I had a long stretch of hours with Craig by myself. As his breathing began to change around 4 a.m., I woke up Holly and then the girls and we spent a couple of hours with him praying and playing music. We put on the CD of Craig’s music and sang along with it. Kim Klein, our primary hospice nurse came in before her shift at around 5:30 a.m. and checked him. She had to leave at 7:30 a.m. for a staff meeting and told us that it would still likely be a few hours. So, the girls and I went to bed for a bit and left Holly at his bedside.

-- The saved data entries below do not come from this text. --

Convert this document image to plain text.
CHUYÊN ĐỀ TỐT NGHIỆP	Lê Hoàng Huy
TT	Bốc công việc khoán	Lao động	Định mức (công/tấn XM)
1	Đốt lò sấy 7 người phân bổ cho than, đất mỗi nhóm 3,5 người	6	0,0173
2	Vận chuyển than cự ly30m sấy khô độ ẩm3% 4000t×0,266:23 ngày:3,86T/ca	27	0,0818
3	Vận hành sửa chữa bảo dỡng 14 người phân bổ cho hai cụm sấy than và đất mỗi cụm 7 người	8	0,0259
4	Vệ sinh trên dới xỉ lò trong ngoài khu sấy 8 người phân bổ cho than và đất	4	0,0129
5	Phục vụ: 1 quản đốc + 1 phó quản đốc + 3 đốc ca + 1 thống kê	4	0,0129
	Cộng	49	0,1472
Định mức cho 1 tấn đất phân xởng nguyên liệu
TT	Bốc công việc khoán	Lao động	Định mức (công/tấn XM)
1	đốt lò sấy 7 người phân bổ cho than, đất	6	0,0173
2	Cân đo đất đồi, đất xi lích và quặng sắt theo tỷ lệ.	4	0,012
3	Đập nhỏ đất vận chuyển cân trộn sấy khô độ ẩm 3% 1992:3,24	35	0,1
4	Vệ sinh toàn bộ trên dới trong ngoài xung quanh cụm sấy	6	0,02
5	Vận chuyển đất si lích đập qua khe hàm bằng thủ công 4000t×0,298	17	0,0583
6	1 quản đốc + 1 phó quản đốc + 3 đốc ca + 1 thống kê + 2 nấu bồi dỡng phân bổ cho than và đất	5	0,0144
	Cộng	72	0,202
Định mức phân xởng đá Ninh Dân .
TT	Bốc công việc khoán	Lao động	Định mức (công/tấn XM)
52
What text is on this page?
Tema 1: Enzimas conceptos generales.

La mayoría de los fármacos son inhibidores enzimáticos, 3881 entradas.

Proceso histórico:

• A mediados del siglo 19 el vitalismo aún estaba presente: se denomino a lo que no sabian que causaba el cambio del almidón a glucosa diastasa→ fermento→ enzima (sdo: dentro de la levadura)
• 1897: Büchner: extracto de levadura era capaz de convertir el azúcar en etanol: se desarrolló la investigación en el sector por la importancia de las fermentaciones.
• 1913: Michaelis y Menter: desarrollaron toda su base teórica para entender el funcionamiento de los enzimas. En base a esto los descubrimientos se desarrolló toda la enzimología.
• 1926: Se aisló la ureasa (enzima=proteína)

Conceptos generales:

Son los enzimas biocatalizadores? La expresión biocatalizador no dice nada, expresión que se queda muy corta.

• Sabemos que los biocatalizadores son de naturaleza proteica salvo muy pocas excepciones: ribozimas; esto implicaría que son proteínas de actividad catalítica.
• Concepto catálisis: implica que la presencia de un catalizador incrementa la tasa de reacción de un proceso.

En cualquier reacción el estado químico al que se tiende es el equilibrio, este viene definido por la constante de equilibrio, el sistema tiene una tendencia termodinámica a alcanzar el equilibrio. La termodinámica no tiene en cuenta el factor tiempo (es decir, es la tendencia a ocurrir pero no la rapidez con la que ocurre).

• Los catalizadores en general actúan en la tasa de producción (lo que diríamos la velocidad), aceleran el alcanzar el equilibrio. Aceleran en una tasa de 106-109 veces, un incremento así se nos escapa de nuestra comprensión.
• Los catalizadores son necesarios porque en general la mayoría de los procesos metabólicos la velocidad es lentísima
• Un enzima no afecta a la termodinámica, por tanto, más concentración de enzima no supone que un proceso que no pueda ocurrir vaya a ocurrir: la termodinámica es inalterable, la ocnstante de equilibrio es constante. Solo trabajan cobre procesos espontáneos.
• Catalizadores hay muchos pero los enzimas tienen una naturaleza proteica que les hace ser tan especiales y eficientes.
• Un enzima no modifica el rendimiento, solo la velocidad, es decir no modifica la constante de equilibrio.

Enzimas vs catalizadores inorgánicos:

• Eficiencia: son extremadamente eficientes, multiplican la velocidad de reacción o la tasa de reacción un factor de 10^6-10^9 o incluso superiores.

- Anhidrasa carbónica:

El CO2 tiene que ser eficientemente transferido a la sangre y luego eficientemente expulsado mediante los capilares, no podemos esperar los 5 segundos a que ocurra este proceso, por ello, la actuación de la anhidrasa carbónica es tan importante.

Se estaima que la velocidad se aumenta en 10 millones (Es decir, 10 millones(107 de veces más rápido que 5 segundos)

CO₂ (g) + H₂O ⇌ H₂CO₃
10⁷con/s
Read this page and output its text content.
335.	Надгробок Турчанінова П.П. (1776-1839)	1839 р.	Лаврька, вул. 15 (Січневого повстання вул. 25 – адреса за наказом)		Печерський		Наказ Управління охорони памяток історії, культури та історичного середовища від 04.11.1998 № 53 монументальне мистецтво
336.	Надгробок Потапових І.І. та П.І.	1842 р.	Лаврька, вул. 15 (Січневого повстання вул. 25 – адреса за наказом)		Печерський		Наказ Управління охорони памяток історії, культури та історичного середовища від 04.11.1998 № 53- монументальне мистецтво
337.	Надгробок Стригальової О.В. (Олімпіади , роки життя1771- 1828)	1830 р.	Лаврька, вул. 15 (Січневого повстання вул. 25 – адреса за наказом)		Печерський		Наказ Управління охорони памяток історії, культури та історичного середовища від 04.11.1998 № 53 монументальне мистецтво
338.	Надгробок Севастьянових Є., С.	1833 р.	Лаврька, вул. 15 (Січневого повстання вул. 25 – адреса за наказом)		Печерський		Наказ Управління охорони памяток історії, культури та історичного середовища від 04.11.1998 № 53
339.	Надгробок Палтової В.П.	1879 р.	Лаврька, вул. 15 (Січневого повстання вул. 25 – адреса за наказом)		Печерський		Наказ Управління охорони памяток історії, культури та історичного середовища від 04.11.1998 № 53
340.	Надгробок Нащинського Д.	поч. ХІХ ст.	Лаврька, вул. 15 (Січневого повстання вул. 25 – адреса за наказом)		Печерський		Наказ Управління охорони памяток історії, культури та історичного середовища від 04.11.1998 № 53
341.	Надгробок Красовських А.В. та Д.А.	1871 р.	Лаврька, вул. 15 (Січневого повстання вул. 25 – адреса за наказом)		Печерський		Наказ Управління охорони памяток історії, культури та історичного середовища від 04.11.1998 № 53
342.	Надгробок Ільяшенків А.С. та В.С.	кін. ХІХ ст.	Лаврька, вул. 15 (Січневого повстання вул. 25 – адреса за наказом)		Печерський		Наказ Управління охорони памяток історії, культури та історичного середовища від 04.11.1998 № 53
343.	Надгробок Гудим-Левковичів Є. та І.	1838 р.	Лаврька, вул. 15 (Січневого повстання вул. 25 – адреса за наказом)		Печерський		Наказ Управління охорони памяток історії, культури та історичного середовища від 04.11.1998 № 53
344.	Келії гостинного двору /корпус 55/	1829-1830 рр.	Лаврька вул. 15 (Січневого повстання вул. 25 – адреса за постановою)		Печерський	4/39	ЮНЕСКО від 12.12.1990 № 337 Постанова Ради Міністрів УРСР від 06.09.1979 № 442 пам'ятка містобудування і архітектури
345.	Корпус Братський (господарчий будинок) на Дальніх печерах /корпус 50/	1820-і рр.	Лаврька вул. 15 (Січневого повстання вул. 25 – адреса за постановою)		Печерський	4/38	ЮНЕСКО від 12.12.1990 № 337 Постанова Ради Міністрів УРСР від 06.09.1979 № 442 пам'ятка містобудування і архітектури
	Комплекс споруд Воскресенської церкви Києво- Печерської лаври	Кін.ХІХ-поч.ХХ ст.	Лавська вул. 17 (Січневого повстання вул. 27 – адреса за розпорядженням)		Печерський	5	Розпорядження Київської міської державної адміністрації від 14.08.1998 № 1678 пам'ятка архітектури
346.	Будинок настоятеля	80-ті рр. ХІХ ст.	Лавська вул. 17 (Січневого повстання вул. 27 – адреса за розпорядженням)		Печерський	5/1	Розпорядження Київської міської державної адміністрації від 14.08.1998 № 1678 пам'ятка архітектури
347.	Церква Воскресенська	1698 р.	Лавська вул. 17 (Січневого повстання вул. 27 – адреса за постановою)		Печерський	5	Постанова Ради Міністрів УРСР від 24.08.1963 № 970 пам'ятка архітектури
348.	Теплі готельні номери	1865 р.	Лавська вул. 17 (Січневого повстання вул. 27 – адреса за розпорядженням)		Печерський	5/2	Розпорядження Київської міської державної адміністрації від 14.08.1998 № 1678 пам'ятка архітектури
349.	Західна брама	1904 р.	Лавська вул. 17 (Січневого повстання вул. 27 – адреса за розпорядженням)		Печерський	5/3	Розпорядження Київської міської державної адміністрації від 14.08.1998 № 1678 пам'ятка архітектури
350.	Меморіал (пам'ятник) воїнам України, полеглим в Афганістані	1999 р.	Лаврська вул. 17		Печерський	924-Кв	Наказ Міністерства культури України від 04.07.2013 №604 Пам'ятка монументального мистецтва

Around 8:30/8:40 a.m. Craig’s sister called and woke me, so I checked on him and was assured he still was “stable” and not yet exhibiting the end-of-life signs and so went back to bed. Within minutes, I was called to immediately come to Craig’s room. Instead of a gradual stopping of breathing, his heart and breathing seemed to simply stop, and we noted his passing around 9 a.m. We also noted how appropriate it was that he died on July 1st, Canada’s independence day, since I was born and raised there! We then spent about 30 minutes praying and saying our goodbyes. We called the funeral home and Kim to come. Craig’s son Dave headed over to the house to have his time to say goodbye. He had been in to visit each day but left the night shifts to us. He arrived expressing how happy he was that his Dad was now free.